3. I find a lot of my self-worth in my performance and what I do. 
I was challenged recently by the woman discipling me to stop and examine how I introduce myself to someone. Where do I find my identity? What is the first thing I say to someone new when I introduce myself? I realized that when you think about small talk, it always comes down to the same things: What do you do for a living? What do you enjoy doing for fun? Where did you go to school? These are the places people jump to and that's where a lot of my identity comes from. I love my job and I'm quite honestly doing what I've always dreamed of doing: working with students. But yet...I doubt. A lot. I look at where my program was when I was first hired on and where it is now and see how it's grown. But yet...I doubt. I question whether I am good enough to do this job. I question whether someone else could do my job better than I could. I question the impact I am having on my students. I question whether I am driving the teachers and staff members crazy when I ask questions. My identity is NOT tied to whether I succeed at my job or not. My identity is NOT tied to numbers. My identity is NOT tied to needing constant affirmation that I'm good at what I do. My identity is rooted in Christ, and that's all that matters.

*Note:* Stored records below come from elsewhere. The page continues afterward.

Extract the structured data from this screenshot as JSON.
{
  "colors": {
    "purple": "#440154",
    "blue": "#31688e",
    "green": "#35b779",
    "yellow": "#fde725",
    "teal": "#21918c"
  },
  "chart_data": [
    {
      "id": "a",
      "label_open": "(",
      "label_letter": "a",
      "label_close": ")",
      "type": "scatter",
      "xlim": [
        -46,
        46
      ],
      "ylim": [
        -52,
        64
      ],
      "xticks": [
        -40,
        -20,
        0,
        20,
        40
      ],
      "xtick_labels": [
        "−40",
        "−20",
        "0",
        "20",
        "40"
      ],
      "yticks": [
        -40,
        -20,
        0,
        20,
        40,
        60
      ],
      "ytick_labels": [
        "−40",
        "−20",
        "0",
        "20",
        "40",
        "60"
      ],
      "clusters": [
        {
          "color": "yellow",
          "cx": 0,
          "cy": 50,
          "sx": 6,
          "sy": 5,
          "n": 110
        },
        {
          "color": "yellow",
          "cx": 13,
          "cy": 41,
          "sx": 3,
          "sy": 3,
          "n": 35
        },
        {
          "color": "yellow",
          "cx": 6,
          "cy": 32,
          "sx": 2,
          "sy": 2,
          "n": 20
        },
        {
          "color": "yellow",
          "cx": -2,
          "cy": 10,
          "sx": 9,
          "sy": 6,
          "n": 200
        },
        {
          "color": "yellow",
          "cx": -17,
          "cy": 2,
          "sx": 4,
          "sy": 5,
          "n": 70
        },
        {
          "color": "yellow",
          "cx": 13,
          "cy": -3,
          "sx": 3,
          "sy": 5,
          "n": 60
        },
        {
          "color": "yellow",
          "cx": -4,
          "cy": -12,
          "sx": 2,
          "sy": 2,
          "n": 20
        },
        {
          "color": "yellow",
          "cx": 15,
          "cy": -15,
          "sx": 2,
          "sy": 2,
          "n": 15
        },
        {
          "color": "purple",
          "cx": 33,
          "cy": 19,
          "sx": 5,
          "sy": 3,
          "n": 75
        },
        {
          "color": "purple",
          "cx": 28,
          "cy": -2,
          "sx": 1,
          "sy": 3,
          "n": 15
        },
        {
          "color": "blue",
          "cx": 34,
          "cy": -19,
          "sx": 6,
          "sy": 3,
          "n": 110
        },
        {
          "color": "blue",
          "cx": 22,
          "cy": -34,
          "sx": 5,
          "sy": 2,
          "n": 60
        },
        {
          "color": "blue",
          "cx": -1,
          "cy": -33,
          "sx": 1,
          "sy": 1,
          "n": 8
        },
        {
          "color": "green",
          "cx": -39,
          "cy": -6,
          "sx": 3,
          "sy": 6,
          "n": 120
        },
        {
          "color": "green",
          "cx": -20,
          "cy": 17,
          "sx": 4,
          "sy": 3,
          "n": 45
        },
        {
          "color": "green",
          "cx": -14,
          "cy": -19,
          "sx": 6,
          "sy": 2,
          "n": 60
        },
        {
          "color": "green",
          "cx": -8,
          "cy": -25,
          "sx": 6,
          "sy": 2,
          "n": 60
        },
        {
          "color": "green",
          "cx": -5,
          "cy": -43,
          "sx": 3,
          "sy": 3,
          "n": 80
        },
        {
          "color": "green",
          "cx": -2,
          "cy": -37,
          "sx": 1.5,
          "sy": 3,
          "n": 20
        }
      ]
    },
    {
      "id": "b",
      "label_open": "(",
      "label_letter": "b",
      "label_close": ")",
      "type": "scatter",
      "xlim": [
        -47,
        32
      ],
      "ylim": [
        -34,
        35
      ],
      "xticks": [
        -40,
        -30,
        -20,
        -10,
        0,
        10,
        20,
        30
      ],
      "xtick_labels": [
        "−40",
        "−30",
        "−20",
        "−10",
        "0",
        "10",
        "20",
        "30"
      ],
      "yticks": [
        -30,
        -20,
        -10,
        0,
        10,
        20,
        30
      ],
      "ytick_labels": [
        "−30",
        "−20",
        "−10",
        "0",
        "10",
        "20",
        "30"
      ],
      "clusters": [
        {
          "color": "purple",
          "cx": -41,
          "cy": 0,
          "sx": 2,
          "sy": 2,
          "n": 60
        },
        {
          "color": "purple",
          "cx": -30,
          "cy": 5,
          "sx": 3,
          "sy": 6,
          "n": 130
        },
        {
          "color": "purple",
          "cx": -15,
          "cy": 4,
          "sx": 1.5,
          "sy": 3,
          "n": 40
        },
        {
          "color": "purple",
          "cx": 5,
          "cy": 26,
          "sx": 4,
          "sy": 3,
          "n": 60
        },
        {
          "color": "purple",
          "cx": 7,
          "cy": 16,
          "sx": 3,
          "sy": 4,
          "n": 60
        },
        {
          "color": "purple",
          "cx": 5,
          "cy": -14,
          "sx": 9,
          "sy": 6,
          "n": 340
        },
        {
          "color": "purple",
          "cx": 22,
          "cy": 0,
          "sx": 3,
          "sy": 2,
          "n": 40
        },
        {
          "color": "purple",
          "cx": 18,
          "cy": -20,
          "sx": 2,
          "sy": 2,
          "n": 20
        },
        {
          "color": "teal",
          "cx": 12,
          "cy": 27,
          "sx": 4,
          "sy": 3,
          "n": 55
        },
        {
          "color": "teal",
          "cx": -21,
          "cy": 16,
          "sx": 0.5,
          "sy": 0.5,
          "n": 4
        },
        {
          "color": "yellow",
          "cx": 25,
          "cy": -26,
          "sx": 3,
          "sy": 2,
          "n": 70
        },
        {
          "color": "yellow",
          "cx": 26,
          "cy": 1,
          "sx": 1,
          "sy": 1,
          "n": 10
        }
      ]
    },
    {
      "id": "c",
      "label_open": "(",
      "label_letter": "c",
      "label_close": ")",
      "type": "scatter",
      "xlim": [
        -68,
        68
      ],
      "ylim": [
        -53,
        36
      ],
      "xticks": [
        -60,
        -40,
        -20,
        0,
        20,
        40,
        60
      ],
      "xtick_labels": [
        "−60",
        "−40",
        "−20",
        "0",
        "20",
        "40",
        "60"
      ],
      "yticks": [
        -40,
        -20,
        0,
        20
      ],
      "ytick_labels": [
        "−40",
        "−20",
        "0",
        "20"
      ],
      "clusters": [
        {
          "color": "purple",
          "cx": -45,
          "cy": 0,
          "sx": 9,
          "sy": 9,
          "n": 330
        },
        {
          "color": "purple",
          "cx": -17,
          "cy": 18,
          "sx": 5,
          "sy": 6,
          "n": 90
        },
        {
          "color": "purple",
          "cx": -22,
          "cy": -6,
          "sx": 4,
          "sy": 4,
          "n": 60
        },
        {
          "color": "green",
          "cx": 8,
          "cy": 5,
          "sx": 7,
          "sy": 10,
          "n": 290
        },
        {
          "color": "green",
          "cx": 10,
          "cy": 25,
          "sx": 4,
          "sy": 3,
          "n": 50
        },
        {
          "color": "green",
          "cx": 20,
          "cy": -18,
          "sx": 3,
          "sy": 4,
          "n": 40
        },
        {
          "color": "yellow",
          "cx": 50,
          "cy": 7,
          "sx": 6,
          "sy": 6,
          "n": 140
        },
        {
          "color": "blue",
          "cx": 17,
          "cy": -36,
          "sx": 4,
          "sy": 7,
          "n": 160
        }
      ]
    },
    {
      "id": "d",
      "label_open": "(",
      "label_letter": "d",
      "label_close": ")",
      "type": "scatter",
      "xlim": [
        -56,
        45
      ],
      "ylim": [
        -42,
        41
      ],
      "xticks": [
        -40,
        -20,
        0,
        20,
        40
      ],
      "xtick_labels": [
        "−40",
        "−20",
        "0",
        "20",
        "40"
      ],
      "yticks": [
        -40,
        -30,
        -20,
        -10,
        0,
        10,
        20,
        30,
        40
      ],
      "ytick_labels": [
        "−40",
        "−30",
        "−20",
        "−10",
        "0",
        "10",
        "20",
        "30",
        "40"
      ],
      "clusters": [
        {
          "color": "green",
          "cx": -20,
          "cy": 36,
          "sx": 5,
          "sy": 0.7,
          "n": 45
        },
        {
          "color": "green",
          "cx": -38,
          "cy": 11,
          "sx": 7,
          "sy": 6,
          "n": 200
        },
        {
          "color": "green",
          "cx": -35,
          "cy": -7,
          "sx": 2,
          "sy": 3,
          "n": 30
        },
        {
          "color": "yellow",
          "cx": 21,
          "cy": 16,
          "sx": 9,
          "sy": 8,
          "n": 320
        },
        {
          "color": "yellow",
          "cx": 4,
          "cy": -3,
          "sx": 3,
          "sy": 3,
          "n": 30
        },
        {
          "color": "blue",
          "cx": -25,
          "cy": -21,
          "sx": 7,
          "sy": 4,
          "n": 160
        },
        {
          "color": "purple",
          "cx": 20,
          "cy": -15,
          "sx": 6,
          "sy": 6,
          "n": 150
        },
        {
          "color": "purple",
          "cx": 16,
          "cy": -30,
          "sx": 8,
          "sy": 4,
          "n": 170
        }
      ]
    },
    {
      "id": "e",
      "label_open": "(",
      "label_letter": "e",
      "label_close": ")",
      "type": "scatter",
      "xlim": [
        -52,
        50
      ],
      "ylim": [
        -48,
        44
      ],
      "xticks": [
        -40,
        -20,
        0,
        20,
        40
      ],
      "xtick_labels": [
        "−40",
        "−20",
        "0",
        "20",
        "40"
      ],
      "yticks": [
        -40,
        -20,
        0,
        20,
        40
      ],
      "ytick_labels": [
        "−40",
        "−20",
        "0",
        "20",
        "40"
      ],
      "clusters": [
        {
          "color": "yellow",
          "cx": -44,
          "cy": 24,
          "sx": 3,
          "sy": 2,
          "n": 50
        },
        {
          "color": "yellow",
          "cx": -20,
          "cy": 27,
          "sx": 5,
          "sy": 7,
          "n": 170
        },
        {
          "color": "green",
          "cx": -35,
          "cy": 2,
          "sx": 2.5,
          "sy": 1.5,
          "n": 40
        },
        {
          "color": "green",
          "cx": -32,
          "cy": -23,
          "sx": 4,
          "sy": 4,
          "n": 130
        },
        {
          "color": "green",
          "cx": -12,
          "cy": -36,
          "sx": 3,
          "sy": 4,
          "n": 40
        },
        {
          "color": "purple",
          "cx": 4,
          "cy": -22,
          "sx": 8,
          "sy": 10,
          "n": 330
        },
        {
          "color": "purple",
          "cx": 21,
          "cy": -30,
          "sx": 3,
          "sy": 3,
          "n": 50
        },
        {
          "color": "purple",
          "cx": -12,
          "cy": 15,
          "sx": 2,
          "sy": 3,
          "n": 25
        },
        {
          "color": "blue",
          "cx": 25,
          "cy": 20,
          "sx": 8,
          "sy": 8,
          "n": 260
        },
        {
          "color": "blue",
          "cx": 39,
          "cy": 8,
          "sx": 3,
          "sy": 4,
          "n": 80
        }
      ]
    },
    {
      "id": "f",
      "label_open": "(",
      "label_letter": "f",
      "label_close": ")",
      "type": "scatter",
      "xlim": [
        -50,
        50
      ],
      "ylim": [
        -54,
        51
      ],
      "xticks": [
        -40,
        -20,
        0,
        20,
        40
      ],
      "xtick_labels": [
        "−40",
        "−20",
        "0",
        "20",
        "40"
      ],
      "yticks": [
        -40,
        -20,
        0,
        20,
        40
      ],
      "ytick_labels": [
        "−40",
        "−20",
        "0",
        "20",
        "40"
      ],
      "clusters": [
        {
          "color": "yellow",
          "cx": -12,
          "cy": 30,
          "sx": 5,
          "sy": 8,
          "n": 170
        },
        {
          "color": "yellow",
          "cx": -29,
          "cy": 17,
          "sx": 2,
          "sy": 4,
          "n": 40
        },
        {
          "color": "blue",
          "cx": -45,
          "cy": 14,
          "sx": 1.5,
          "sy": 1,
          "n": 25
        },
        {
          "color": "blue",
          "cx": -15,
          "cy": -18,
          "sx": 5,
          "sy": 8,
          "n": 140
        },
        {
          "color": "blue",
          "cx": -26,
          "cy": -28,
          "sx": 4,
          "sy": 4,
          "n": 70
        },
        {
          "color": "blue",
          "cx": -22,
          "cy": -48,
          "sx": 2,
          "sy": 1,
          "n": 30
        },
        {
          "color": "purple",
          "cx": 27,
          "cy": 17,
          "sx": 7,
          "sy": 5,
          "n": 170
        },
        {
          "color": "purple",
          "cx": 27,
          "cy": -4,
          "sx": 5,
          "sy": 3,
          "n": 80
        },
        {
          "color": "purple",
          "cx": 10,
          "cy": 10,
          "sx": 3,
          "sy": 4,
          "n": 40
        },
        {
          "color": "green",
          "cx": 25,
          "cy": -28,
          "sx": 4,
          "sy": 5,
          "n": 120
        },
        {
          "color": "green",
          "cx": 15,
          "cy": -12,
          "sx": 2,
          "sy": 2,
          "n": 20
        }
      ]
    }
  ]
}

So much doubt. So much struggle. But...so much freedom. When Jesus was up on that cross He knew that someday, these would be the battles raging inside of me and He took those battles to the Cross with Him and He gave me victory over them. The more I pour myself into my relationship with Jesus, the more freedom and victory I will see in my life. I am thankful for that long weekend away. I am thankful for the quiet times and the words of truth spoken into my life during those quiet times. I am thankful for my discipling relationship and how Stephanie speaks honest, hard truth into my life and loves me in the midst of my struggles. I am thankful for the people who surround me and see past the flaws in my life. I am thankful for these struggles because I know that not only will they make me stronger, but they will also give me a wonderful story to share with people someday.

"But whenever someone turns to the Lord, the veil is taken away. For the Lord is the Spirit, and wherever the Spirit of the Lord is, there is freedom. So all of us who have had that veil removed can see and reflect the glory of the Lord. And the Lord—who is the Spirit—makes us more and more like him as we are changed into his glorious image."